The code consists of three parts, the first part is simple initiation.

The crucial part is the middle step, performed for each column value returned by the cursor. The method update gets the new value (new line) and updates the value of the digest.

The final step gets the result value of the digest and produces the hash code.

 

Two Problems

 

The above solution works fine, but has two main problems. First, it uses Java libraries, so it is not possible to use PL/SQL as a language (which would be much more practicable).

Second, the cursor we read from needs to be ordered, otherwise we would get a different hash code. This makes perfect sense for files that have an implicit row order. Two files with reordered lines are considered different. Contrary to a database table the order does not play a role. Reordering rows in a table does not change the table content.

 

Let’s address the second problem first. Again, we get our inspiration from a Java implementation. A Set is a Java class which is not ordered, so how is calculated a hash code for such a class? After some research I found that a hash code for a Set class is calculated as XOR of the hash codes of its elements. Again, this makes perfect sense as the XOR operation is commutative, so the calculation is order independent.

 

Let’s simulate it with a simple query:

 

select lower(UTL_RAW.BIT_XOR(standard_hash('foo', 'MD5'), standard_hash('bar', 'MD5'))) hash_code from dual;

9b0805c206b7ebb8b6b9931d83e9f52a

 

select lower(UTL_RAW.BIT_XOR(standard_hash('bar', 'MD5'), standard_hash('foo', 'MD5'))) hash_code from dual;

9b0805c206b7ebb8b6b9931d83e9f52

 

Here we first calculate the hash code for two strings and then combine them with a BIT_XOR function. The queries use different order of the values, but both return identical results as expected.

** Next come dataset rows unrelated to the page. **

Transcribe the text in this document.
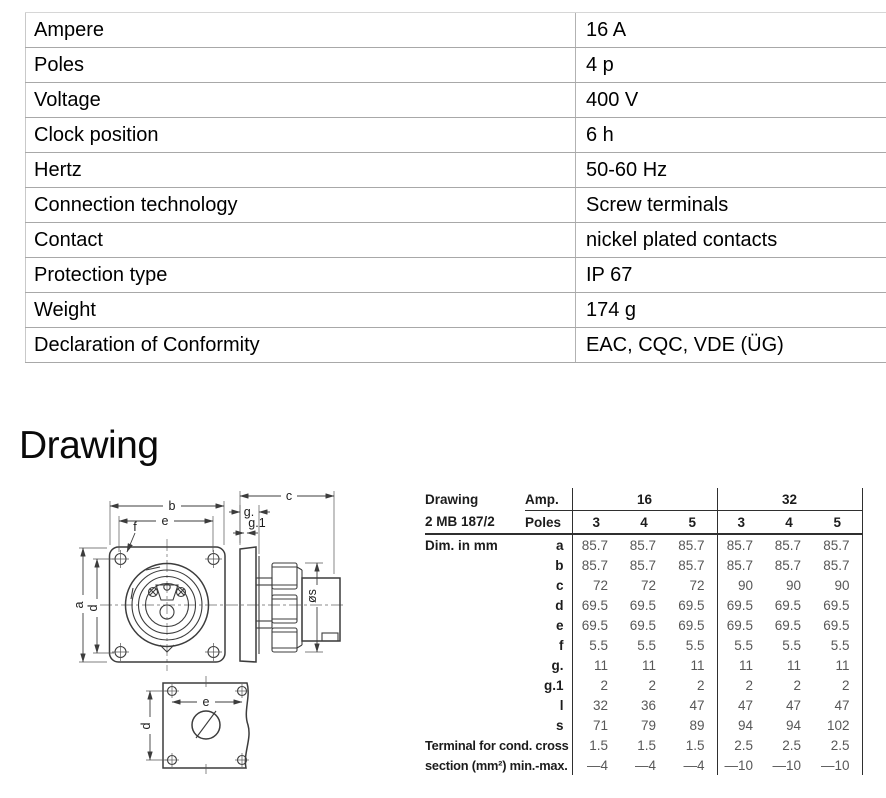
Ampere	16 A
Poles	4 p
Voltage	400 V
Clock position	6 h
Hertz	50-60 Hz
Connection technology	Screw terminals
Contact	nickel plated contacts
Protection type	IP 67
Weight	174 g
Declaration of Conformity	EAC, CQC, VDE (ÜG)
Drawing
b
e
f
a d
c
g.
g.1
øs
e
d
Drawing	Amp.	16			32		
2 MB 187/2	Poles	3	4	5	3	4	5
Dim. in mm	a	85.7	85.7	85.7	85.7	85.7	85.7
	b	85.7	85.7	85.7	85.7	85.7	85.7
	c	72	72	72	90	90	90
	d	69.5	69.5	69.5	69.5	69.5	69.5
	e	69.5	69.5	69.5	69.5	69.5	69.5
	f	5.5	5.5	5.5	5.5	5.5	5.5
	g.	11	11	11	11	11	11
	g.1	2	2	2	2	2	2
	l	32	36	47	47	47	47
	s	71	79	89	94	94	102
Terminal for cond. cross		1.5	1.5	1.5	2.5	2.5	2.5
section (mm²) min.-max.		—4	—4	—4	—10	—10	—10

Note that this approach of calculation is not comparable with the md5sum method - we use a completely different combination method (= the update method).

 

 

PL/SQL Implementation

 

But if we use the XOR for the update of our digest, we do not need the original Java implementation, we can switch back to PL/SQL. So the first problem is solved as well.

 

The implementation of a user defined aggregated function that calculates an MD5 hash code using the XOR combination is in Appendix B. The function is very straightforward. The only processing logic is in the Iterate function. The hash code for the new value is calculated and then combined using the BIT_XOR function with the current value.

 

Let’s return to our tables from Appendix A and prove that they are different using the hash code.

 

select   lower(MD5_XOR(col)) md5

from A;

acbd18db4cc2f85cedef654fccc4a4d8

 

select   lower(MD5_XOR(col)) md5

from B;

37b51d194a7513e45b56f6524f2d51f2

 

No surprise here, the hash codes are clearly different.

 

But of course there is always the question, what is it good for? The following case studies illustrate some possible use cases of the hash code aggregated function.

 

Case Study 1 - Observing a Table

 

Imagine there is a table belonging to a system that is for long deprovisioned and we expect no changes in the table. But we are not really sure, maybe there are some processes that are very infrequent, but still active and they may change the table. So how can we efficiently verify the change state of the table? Of course we can always copy the table and perform the MINUS based comparison.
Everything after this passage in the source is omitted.